Des dispositifs existent déjà dans certains hôpitaux pour des patients lourdement atteints. Mais à l'avenir, serons-nous tous implantés et surveillés afin de prévenir les accidents comme l'infarctus?

Bientôt tous pucés pour surveiller nos éventuelles maladies cardiovasculaires ?
Bientôt tous pucés pour surveiller nos éventuelles maladies cardiovasculaires ? © Getty / mustafahacalaki

L'insuffisance cardiaque c'est 100 000 hospitalisations par an, la première cause chez les plus de 65 ans. C'est aussi le risque 1 fois sur 2 d'être ré hospitalisé dans l'année. Aujourd’hui, dans plusieurs hôpitaux de France, on a commencé à suivre à distance ces patients, une fois rentrés chez eux. Avec succès. Ils envoient à l'aide d'une tablette des informations... signalent leur poids,  un essoufflement, un œdème, ce qui permet un meilleur suivi par le personnel médical et évite jusqu'à 1/3 de ré hospitalisation. 

Et ce sera bientôt la même chose pour les troubles du rythme cardiaque. 

Ce sont des pathologies différentes. Le cœur qui bat trop vite, trop lentement ou de façon irrégulière, là encore, cela concerne beaucoup de monde. La fibrillation atriale (rythme irrégulier) touche 300 000 personnes. Sans parler des 6% de la population avec un trouble cardiaque qu'ils ignorent. L'un des obstacles, c'est de détecter cette arythmie au moment où quand elle se produit.
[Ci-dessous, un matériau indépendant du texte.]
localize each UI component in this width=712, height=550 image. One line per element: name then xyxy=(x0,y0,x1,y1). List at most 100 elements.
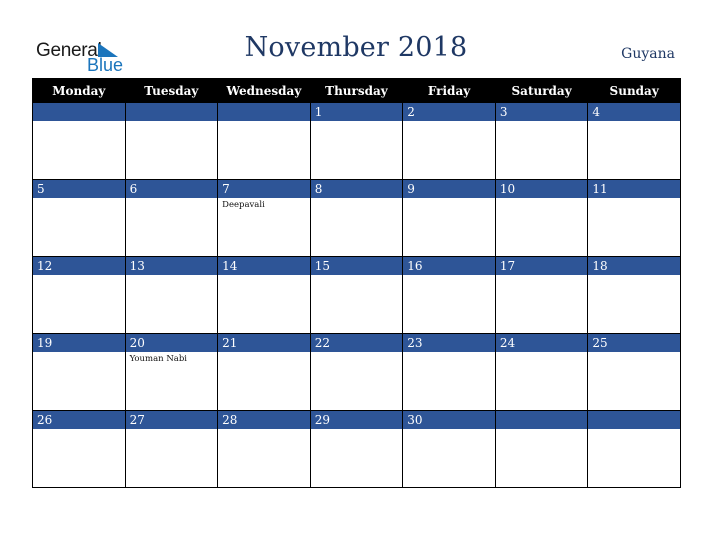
day-number xyxy=(218,103,310,121)
day-cell[interactable]: 11 xyxy=(587,179,681,257)
day-number: 23 xyxy=(403,334,495,352)
calendar-grid: Monday Tuesday Wednesday Thursday Friday… xyxy=(32,78,681,488)
day-cell[interactable]: 29 xyxy=(309,410,404,488)
day-number: 26 xyxy=(33,411,125,429)
day-number: 16 xyxy=(403,257,495,275)
day-cell[interactable]: 23 xyxy=(402,333,496,411)
week-row: 5 6 7 Deepavali 8 9 10 11 xyxy=(32,179,681,257)
holiday-label xyxy=(403,429,495,431)
day-cell[interactable]: 9 xyxy=(402,179,496,257)
day-cell[interactable]: 6 xyxy=(124,179,219,257)
day-cell[interactable]: 20 Youman Nabi xyxy=(124,333,219,411)
day-cell[interactable]: 4 xyxy=(587,102,681,180)
day-cell[interactable]: 19 xyxy=(32,333,126,411)
holiday-label xyxy=(33,429,125,431)
day-cell[interactable]: 17 xyxy=(494,256,589,334)
day-cell[interactable] xyxy=(494,410,589,488)
week-row: 1234 xyxy=(32,102,681,180)
day-number: 9 xyxy=(403,180,495,198)
day-number: 21 xyxy=(218,334,310,352)
holiday-label xyxy=(311,275,403,277)
day-cell[interactable]: 18 xyxy=(587,256,681,334)
day-number: 24 xyxy=(495,334,588,352)
day-cell[interactable]: 26 xyxy=(32,410,126,488)
day-cell[interactable]: 28 xyxy=(217,410,311,488)
holiday-label xyxy=(126,121,218,123)
holiday-label xyxy=(496,352,588,354)
holiday-label xyxy=(126,198,218,200)
day-cell[interactable]: 13 xyxy=(124,256,219,334)
holiday-label xyxy=(33,275,125,277)
day-number: 7 xyxy=(218,180,310,198)
day-number: 10 xyxy=(495,180,588,198)
day-cell[interactable]: 15 xyxy=(309,256,404,334)
day-number: 25 xyxy=(588,334,680,352)
day-cell[interactable]: 7 Deepavali xyxy=(217,179,311,257)
day-number xyxy=(33,103,125,121)
day-number: 14 xyxy=(218,257,310,275)
weekday-header: Saturday xyxy=(494,78,589,103)
day-cell[interactable]: 2 xyxy=(402,102,496,180)
calendar-title: November 2018 xyxy=(244,32,468,63)
day-number: 2 xyxy=(403,103,495,121)
holiday-label xyxy=(218,121,310,123)
day-cell[interactable]: 16 xyxy=(402,256,496,334)
day-number: 3 xyxy=(495,103,588,121)
week-row: 19 20 Youman Nabi 21 22 23 24 25 xyxy=(32,333,681,411)
day-number xyxy=(588,411,680,429)
day-cell[interactable]: 30 xyxy=(402,410,496,488)
day-cell[interactable]: 27 xyxy=(124,410,219,488)
day-cell[interactable] xyxy=(217,102,311,180)
holiday-label xyxy=(33,352,125,354)
holiday-label xyxy=(496,275,588,277)
day-cell[interactable]: 12 xyxy=(32,256,126,334)
holiday-label xyxy=(126,429,218,431)
day-cell[interactable]: 10 xyxy=(494,179,589,257)
holiday-label xyxy=(403,275,495,277)
holiday-label xyxy=(588,198,680,200)
day-cell[interactable]: 3 xyxy=(494,102,589,180)
day-number: 29 xyxy=(310,411,403,429)
weekday-header: Tuesday xyxy=(124,78,219,103)
holiday-label xyxy=(588,429,680,431)
day-number: 22 xyxy=(310,334,403,352)
day-number: 18 xyxy=(588,257,680,275)
day-cell[interactable] xyxy=(124,102,219,180)
holiday-label xyxy=(588,121,680,123)
day-cell[interactable]: 8 xyxy=(309,179,404,257)
weekday-header: Friday xyxy=(402,78,496,103)
day-number: 30 xyxy=(403,411,495,429)
day-cell[interactable]: 21 xyxy=(217,333,311,411)
day-cell[interactable]: 14 xyxy=(217,256,311,334)
day-number: 17 xyxy=(495,257,588,275)
day-number xyxy=(125,103,218,121)
holiday-label xyxy=(311,352,403,354)
day-number: 13 xyxy=(125,257,218,275)
day-cell[interactable]: 22 xyxy=(309,333,404,411)
day-number: 11 xyxy=(588,180,680,198)
day-cell[interactable] xyxy=(32,102,126,180)
week-row: 26 27 28 29 30 xyxy=(32,410,681,488)
holiday-label xyxy=(33,121,125,123)
day-cell[interactable]: 1 xyxy=(309,102,404,180)
holiday-label xyxy=(496,198,588,200)
country-label: Guyana xyxy=(621,46,675,62)
week-row: 12 13 14 15 16 17 18 xyxy=(32,256,681,334)
day-number: 20 xyxy=(125,334,218,352)
holiday-label xyxy=(126,275,218,277)
holiday-label: Deepavali xyxy=(222,200,265,210)
day-cell[interactable]: 25 xyxy=(587,333,681,411)
holiday-label xyxy=(33,198,125,200)
day-cell[interactable]: 24 xyxy=(494,333,589,411)
holiday-label xyxy=(588,275,680,277)
day-cell[interactable]: 5 xyxy=(32,179,126,257)
holiday-label xyxy=(218,275,310,277)
day-number: 27 xyxy=(125,411,218,429)
holiday-label xyxy=(311,198,403,200)
holiday-label xyxy=(496,429,588,431)
holiday-label xyxy=(218,352,310,354)
day-number: 5 xyxy=(33,180,125,198)
day-cell[interactable] xyxy=(587,410,681,488)
weekday-header: Sunday xyxy=(587,78,681,103)
day-number: 6 xyxy=(125,180,218,198)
Or il est difficile de faire un électrocardiogramme au travail, en pleine rue, quand vous faites vos courses. 

le mini capteur Witmonki
le mini capteur Witmonki / Witmonki

D'où l'idée qu'ont eu des chercheurs issus de l'Institut matériaux, micro électroniques et nanosciences de Provence: créer un capteur portatif. Vous allez me dire, ça existe déjà, notamment au rayon accessoires des joggeurs... ça s'appelle un tracker d'activité. La puce mise au point par la start Up Witmonki va plus loin explique Rachid Bouchakour, son président.

En conjuguant les compétences en micro-électronique, intelligence artificielle, mathématique, médecine, sciences humaines, la start up a mis au point une puce minuscule (la moitié d'un ongle) protégée par 3 brevets et de faible coût. Dans un premier temps, elle sera intégrée dans une carte format carte bancaire, un peu plus épaisse. On glisse la carte dans sa poche, son portefeuille...et on la sort quand on sent le cœur qui divague.

Ce dispositif médical, validé par des médecins des hôpitaux de Marseille, doit permettre d'accélérer la prise en charge. Quand il prend rendez-vous avec son cardiologue, le patient arrive directement avec l'ECG contenu dans la carte comme s'il s'agissait d'une clé USB.

Dans un 2eme temps, 2 autres déclinaisons sont prévues: une wikwatch porté pendant 7 jours afin de remplacer le holter. Le holter c'est une sangle avec électrodes sur la poitrine et un boitier en bandoulière qu'on porte 24 h ou 48h pour détecter les signes avant coureurs d'un AVC... A condition qu'elle se produise au bon moment! 

Quant à la wikbox, c'est une borne destinée aux pharmarcies. Comme les tensiomètres, vous poserez vos 2 mains sur la borne qui réalisera votre ECG en 30".

Restera à l'avenir à faire entrer dans les actes remboursés ces dispositifs de télémedecine et télésurveillance. Jusqu'ici, et pour 4 ans encore , certaines équipes sont soutenues par la sécurité sociale qui finance les dispositifs et les actes de formation et suivi.